Recent decisions issued by the New York State Tax Appeals Tribunal have upheld the suspension of individuals’ New York State driver’s licenses under a controversial New York State statute enacted in 2013 that authorizes the suspension of an individual’s driver license by the State as a tool to enforce delinquent New York State tax liabilities of $10,000 or more.
Background on N.Y. License Suspension Law. Under Tax Law § 171-v—a 2013 law that was modeled after a New York State license suspension law for the enforcement of delinquent child support payments—an individual with more than $10,000 in unpaid State tax assessments (inclusive of interest and penalties) who receives a notice of driver’s license suspension must within 60 days challenge the amounts assessed or else have his or her New York State driver’s license suspended until the amounts are paid.
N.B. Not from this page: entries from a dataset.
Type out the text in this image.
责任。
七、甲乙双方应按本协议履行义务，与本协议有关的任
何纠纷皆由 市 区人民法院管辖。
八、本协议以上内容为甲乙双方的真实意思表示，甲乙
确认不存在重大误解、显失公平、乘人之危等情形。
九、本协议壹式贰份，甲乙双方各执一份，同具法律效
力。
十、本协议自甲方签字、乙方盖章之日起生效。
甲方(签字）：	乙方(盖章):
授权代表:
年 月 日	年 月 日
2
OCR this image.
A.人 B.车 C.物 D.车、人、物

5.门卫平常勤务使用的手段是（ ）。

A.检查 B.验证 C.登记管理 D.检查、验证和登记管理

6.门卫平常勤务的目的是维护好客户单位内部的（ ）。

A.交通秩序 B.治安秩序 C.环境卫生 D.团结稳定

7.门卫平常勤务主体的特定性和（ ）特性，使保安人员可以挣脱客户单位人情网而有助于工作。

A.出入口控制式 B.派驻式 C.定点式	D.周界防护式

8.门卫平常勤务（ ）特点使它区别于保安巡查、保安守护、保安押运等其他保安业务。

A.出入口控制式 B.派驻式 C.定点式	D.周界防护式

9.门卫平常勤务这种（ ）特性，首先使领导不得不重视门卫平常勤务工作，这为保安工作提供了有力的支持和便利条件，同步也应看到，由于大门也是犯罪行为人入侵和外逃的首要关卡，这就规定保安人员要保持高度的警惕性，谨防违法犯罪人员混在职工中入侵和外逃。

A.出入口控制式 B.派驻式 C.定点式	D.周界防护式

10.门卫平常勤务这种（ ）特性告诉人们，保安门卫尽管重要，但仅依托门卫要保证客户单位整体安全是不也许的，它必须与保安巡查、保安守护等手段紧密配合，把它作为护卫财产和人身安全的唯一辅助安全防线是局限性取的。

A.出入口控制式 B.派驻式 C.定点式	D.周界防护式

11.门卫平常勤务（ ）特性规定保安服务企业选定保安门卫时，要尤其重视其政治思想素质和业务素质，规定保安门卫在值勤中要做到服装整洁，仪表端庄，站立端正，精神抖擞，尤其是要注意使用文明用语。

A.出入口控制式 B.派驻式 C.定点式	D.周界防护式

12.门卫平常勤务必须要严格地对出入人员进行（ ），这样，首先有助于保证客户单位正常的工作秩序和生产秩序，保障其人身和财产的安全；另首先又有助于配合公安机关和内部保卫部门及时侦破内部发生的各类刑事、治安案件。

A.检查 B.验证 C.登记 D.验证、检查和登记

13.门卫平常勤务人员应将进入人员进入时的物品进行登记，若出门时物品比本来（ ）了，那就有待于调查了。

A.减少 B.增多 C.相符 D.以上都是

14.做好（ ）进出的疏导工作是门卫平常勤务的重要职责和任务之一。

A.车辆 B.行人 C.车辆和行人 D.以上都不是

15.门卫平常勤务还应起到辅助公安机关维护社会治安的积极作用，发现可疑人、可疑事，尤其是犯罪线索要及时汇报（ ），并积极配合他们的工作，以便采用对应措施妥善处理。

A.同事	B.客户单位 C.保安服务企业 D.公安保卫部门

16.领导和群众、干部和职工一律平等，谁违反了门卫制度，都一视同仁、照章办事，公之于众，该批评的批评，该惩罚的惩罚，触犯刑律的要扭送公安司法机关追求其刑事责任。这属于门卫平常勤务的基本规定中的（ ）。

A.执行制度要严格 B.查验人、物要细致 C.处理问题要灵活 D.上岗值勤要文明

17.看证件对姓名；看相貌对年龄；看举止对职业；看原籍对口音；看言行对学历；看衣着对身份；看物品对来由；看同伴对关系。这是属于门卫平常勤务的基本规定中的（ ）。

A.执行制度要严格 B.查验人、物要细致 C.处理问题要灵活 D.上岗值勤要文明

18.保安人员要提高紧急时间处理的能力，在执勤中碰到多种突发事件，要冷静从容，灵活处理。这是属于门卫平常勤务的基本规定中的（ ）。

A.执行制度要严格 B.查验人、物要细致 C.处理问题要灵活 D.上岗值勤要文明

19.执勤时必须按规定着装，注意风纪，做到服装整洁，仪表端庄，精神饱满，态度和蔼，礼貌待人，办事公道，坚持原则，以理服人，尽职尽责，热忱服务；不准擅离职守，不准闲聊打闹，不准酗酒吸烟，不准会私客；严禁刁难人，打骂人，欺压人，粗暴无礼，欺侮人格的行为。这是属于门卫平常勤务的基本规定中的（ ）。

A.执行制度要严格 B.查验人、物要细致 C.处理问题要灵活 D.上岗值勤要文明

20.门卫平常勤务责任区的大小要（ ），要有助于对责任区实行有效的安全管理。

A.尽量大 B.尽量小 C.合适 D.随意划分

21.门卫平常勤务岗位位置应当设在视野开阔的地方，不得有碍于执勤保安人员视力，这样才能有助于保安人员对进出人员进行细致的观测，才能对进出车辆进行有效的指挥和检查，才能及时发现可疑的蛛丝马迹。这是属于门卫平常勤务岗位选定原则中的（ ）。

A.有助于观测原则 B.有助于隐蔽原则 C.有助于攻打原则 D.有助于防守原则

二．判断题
There are six narrow grounds on which to challenge the license suspension, none of which involve financial hardship to the taxpayer or give the taxpayer the ability to contest the underlying tax deficiency. Among the permissible grounds for protesting the license suspension is that the individual receiving the 60-day notice is not in fact the taxpayer, or that the past-due tax liabilities have already been satisfied.
Since the failure to protest within 60 days results in the imminent suspension of a taxpayer’s driver’s license, the law creates a strong incentive to protest the proposed suspension, since the protest halts suspension for the duration of the taxpayer’s challenge, even if the taxpayer does not fit within any of the six grounds on which to challenge it. Presumably, many taxpayers receiving 60-day notices will file protests with the hope that by the end of the administrative appeal process, the taxpayer will have resolved his or her tax delinquencies. Given the broad restrictions on challenging a license suspension, however, it is not surprising that most taxpayers so far have been unsuccessful in challenging their suspensions.
After a driver’s license has been suspended, the only remedies are to try to negotiate a payment arrangement “satisfactory to the Commissioner” or else to seek a restrictive-use license (e.g., permitting the taxpayer to drive only to or from work or school).
Recent Tribunal Decisions. Recent Tribunal decisions highlight the limited remedies available to delinquent taxpayers under the State driver’s license suspension program.
In Matter of Jeffrey S. Balkin, DTA No. 826366 (N.Y.S. Tax App. Trib., Feb. 10, 2016), the Tribunal had upheld a driver’s license suspension against a claim that the law was being applied retroactively in violation of the individual’s due process rights for taxes that became due prior to the 2013 enactment of the statute. The Tribunal relied on U.S. Supreme Court precedent in League v. State of Texas, 184 U.S. 156 (1902), where the Court held that a state may constitutionally adopt “new remedies” to enforce already delinquent tax liabilities. In Matter of Juan Kip Lenoir, DTA No. 826389 (N.Y.S. Tax App. Trib., Mar. 18, 2016), the Tribunal held that a driver’s license is not a “fundamental right,” and that the need to collect past-due liabilities constituted a rational basis for suspending the driver’s licenses of those with unpaid past-due tax liabilities in excess of $10,000.
Most recently, in Matter of Mary E. Jacobi, DTA No. 826332 (N.Y.S. Tax App. Trib., May 12, 2016), the Tribunal rejected a taxpayer’s due process challenge alleging that the Department unreasonably failed to accept her offer in compromise—at a small fraction of the tax liabilities being asserted—and that she must be given an opportunity to be heard on the reasonableness of the rejection of her proposal. The Tribunal held that the law does not permit challenges to a license suspension based on the alleged unreasonableness of the Department’s rejection of an offer in compromise. The Tribunal thus sustained a 60-day Notice of Proposed Driver’s License suspension.
Policy Concerns and Possible Remedies. Although the State should have the right to enforce collection of delinquent taxes, the suspension of a driver’s license, particularly for a relatively small threshold amount of $10,000 which, because it includes penalties and interest, means that the triggering tax delinquency can be significantly less than $10,000, can have harsh consequences on some taxpayers. Given the broad scope of the license suspension statute, the Department and the Tribunal have only a limited ability to prevent those harsh consequences. Thus, there have been suggestions made that the license suspension law should be amended to provide for a taxpayer hardship exemption or to increase the $10,000 threshold for suspension (although it should be noted that the Governor’s 2015–16 proposed budget would have lowered the threshold to $5,000, a proposal that was not enacted).
In the short term, there will likely be more protested cases—and more Tribunal decisions upholding license suspensions—unless the law is amended to ameliorate some of the harsher aspects of the program, or unless an appellate court holds that certain aspects of the law are unconstitutional either facially or as applied.